Innovation Economics

New Forms of Innovation

New factors shaping the context. It is widely acknowledged that innovation takes place in an environment where a broad set of formal and informal linkages between different agents coexist (universities, research labs, firms, non-profit organizations, etc.). The literature on National Innovation Systems has recognized this trend and has inspired policy discussion since the beginning of the 1990s. However, the contemporary context of globalised knowledge economies is reshaping the scenario in which innovation takes place. The scope of innovation clearly transcends the purely technological domain for including new ways of doing business and new services. The boundaries between science and business are blurring and the process of carrying out research (basic, applied and experimental) is also changing.

Several factors concur to define the renewed scenario in which innovation takes place. Among the different factors, we can identify four major drivers of the changes in the innovation domain:

  • Globalisation. International scientific co-operation and international mobility of talent are on the rise. Firms also increasingly delocalize research activities and participate to international production chains. Those trends, together with the rise of new markets and economic powers, are changing the territorial boarders for innovation challenging current national-based policies.
  • The rising relevance of services. The transition towards the service economy reshapes the forms and the processes of innovation; it open spaces for new actors and it reconfigures the interrelation between scientific and technical knowledge.
  • The diffusion of the information and communication technologies (ICT) has induced changes in the organization of labor within firms and research institutions and has opened spaces for innovation which are increasingly “intangible”, like new business models.
  • The emergence of new technological platforms, such as biotechnology and nanotechnology, is changing the room for innovation in science and in production sectors (manufacturing, services and agriculture). Innovation is increasingly cumulative in character and it might arise from new forms of combining existing knowledge rather than on radical inventions. The boundaries between scientific and technological knowledge areas are blurring making networks and cooperative efforts increasingly relevant

The analysis of new forms of innovation should identify eventual changes in the profile of innovators (which increasingly include additional agents beyond the firm unit, like consumers, universities themselves, or non market institutions), in the sources and the drivers of innovation (science, cooperative agreements and networks, etc.), in the new forms of appropriation of innovation rents (new uses of traditional mechanism such as patents and trademarks, and new forms such as open source, networks, etc).

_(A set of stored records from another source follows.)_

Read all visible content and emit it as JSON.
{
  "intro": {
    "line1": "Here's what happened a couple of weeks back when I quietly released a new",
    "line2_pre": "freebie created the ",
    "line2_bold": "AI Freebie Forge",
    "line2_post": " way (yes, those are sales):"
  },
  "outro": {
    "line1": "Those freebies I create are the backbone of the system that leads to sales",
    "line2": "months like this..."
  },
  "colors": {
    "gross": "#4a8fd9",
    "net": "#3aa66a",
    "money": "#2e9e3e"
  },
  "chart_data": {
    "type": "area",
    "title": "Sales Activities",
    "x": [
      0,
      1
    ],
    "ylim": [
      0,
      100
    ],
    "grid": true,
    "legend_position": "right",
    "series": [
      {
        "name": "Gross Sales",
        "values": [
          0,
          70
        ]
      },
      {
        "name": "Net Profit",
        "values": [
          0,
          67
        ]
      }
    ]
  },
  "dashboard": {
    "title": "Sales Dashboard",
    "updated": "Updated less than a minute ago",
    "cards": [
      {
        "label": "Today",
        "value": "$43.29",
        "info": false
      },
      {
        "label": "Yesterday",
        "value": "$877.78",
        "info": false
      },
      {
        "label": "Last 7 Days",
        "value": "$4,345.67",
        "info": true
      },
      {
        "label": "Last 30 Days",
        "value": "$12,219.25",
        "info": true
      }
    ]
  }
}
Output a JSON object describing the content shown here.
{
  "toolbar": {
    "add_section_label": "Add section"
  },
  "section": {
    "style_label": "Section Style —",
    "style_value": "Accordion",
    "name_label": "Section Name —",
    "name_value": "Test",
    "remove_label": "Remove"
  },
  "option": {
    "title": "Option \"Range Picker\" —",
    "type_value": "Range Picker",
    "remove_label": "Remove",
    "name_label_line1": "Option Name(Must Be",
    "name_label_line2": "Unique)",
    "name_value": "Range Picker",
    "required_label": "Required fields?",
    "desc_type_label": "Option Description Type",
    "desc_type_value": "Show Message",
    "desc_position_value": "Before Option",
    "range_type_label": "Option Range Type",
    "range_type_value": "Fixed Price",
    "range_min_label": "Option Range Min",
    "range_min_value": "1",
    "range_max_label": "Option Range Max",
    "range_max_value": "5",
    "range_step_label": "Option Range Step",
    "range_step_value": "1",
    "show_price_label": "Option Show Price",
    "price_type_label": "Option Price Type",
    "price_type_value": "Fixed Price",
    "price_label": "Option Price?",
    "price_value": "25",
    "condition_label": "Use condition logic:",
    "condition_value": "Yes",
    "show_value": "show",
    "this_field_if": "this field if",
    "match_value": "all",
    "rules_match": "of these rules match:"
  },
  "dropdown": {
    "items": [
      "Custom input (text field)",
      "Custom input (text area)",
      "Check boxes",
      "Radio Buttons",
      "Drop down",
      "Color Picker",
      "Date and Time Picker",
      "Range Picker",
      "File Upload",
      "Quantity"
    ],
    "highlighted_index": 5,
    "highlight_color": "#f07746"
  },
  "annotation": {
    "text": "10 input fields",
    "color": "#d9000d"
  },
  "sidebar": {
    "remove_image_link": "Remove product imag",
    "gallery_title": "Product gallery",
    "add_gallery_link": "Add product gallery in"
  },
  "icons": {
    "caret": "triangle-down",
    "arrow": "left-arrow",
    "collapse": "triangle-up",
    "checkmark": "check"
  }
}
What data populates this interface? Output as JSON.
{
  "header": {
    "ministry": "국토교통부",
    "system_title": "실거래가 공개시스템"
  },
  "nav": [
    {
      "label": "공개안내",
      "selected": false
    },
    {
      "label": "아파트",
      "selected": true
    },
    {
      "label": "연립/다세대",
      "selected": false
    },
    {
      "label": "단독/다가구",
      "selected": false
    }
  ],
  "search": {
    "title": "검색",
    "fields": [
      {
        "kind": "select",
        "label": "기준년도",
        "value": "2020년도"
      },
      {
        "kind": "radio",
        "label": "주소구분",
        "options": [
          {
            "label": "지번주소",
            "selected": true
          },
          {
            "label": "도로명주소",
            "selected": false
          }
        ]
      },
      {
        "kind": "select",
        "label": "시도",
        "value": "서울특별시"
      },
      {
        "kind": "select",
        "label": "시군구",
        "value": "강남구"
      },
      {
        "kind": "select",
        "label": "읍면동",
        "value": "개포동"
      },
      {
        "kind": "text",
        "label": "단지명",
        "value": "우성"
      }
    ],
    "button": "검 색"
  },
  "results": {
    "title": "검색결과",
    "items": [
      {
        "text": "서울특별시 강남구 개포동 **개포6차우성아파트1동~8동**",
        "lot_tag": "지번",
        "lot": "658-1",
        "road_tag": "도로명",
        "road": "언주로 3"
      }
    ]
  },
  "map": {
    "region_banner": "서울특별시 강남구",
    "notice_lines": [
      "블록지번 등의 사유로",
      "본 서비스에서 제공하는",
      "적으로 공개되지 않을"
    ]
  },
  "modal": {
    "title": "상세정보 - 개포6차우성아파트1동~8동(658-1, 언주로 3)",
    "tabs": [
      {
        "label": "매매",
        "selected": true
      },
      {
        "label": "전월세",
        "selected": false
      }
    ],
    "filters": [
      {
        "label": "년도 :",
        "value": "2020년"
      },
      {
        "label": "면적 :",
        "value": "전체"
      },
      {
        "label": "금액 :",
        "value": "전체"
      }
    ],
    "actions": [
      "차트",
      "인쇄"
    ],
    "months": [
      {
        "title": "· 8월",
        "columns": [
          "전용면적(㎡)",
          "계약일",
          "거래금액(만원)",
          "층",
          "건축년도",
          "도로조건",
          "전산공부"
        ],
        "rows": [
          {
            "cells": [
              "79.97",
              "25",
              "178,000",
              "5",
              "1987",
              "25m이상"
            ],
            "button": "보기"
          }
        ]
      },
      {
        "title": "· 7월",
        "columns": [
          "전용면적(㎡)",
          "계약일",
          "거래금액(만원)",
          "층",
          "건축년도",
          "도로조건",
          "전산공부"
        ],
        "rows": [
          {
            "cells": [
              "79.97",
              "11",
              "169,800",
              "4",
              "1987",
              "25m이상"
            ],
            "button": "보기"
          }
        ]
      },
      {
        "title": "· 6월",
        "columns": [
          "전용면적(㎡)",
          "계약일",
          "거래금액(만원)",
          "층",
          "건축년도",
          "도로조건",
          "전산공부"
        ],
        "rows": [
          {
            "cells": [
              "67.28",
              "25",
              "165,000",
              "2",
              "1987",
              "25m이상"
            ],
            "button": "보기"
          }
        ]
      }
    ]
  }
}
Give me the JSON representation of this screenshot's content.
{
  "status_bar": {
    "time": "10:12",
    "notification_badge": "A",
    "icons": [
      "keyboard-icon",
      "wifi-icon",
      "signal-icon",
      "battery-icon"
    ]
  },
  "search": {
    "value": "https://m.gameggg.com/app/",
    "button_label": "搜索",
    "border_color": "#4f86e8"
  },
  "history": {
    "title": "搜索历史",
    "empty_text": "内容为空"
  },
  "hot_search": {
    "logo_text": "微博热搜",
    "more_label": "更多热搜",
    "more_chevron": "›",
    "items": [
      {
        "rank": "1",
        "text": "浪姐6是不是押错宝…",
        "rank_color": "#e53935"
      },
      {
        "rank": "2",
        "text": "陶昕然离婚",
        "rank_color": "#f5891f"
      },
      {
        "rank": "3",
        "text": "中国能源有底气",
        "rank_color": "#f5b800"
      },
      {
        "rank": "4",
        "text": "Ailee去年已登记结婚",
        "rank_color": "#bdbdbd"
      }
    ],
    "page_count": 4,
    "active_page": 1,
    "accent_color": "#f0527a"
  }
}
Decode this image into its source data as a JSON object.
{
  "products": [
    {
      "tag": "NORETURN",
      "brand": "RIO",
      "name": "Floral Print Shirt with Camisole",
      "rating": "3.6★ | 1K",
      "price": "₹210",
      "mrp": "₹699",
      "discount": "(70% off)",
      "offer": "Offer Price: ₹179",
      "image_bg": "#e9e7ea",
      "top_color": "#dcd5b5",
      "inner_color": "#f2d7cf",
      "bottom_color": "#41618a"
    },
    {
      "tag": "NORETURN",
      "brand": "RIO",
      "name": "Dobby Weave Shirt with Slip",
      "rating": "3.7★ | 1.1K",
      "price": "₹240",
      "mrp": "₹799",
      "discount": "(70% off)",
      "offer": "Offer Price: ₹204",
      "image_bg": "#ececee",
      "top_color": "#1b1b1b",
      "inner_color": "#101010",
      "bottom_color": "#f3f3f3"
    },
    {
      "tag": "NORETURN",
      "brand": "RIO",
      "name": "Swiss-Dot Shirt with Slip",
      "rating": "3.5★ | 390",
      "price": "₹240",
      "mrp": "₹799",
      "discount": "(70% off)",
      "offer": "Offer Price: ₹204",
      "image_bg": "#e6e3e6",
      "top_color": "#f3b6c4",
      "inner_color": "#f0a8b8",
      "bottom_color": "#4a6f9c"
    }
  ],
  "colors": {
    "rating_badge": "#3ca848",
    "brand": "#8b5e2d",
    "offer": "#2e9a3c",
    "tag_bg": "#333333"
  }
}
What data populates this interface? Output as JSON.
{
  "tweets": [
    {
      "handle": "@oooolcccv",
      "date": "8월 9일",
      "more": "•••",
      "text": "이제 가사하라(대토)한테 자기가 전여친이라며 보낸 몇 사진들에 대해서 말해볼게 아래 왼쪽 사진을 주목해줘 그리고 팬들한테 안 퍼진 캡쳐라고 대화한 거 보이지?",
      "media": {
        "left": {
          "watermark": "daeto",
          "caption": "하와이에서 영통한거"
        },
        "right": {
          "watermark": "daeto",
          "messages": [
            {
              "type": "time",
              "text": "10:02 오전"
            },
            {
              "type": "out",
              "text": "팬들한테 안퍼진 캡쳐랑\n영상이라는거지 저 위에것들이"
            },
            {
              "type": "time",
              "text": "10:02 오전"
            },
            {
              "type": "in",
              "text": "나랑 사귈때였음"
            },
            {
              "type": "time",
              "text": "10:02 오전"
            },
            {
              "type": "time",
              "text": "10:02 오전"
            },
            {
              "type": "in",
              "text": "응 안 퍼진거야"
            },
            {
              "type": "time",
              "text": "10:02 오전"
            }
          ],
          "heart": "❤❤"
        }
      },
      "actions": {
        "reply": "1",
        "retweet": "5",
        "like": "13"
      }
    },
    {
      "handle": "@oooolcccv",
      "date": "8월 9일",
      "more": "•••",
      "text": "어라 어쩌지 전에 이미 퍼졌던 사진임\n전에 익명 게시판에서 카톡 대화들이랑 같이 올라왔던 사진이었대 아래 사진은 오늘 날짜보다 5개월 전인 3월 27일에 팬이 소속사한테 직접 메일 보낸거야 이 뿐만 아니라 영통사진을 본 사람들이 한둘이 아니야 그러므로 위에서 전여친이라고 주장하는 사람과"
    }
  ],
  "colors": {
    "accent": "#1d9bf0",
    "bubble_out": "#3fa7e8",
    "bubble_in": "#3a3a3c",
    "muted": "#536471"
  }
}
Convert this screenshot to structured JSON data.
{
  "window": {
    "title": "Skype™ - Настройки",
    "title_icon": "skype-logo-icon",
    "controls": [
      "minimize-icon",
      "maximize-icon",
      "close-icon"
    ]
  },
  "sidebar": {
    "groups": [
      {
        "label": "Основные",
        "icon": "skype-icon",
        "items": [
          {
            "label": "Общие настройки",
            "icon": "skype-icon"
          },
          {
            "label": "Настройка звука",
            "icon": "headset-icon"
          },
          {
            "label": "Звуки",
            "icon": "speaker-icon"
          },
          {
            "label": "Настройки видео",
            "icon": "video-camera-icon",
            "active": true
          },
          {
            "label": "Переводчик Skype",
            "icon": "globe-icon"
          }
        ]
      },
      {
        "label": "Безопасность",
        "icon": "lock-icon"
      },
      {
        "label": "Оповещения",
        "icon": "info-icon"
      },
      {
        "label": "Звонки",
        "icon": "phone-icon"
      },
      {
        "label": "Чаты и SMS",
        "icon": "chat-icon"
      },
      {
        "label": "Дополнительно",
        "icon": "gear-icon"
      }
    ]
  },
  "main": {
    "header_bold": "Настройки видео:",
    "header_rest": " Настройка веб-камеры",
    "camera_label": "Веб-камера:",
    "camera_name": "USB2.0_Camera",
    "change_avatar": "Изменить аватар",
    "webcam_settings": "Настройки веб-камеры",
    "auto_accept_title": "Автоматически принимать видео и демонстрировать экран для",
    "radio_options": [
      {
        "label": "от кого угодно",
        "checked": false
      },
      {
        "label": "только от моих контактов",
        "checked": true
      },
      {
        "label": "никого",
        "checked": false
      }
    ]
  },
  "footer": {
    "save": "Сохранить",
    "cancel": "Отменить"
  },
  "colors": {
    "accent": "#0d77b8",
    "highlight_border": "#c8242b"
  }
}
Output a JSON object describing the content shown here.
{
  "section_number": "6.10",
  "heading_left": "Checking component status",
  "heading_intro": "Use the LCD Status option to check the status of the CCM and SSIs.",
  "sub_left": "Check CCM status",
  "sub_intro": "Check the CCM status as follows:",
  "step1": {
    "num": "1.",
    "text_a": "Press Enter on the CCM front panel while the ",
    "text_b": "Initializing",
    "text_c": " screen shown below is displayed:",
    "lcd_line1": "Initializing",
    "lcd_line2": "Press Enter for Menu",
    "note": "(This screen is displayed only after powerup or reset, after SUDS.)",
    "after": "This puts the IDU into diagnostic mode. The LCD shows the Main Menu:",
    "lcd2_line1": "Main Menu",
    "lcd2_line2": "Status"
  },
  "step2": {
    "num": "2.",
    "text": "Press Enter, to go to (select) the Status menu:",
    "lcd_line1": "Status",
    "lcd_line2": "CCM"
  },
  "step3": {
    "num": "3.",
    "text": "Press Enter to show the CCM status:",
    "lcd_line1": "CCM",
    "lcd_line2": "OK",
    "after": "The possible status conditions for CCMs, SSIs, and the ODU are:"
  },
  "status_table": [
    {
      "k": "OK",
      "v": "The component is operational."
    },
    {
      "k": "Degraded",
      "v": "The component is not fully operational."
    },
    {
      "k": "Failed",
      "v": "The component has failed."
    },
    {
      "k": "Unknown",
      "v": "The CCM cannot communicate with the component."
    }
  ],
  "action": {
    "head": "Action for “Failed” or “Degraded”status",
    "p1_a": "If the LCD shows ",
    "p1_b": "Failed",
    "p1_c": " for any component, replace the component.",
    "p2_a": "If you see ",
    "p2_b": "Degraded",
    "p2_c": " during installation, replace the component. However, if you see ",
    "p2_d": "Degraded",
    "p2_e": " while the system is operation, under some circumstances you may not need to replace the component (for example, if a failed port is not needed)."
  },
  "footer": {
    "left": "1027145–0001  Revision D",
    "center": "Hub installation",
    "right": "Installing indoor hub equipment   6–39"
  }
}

The interest in new forms of innovation also represents a topic of great relevance for contributing to the dialogue with non member countries (especially emerging and developing economies). The increasing relevance of “intangibles” and the new forms of innovation might engender new forms of international co-operation for innovation with emerging and developing economies, which OECD member countries should take into account in their policies, considering the rising relevance of international co-operation for innovation in the contemporary global knowledge economy.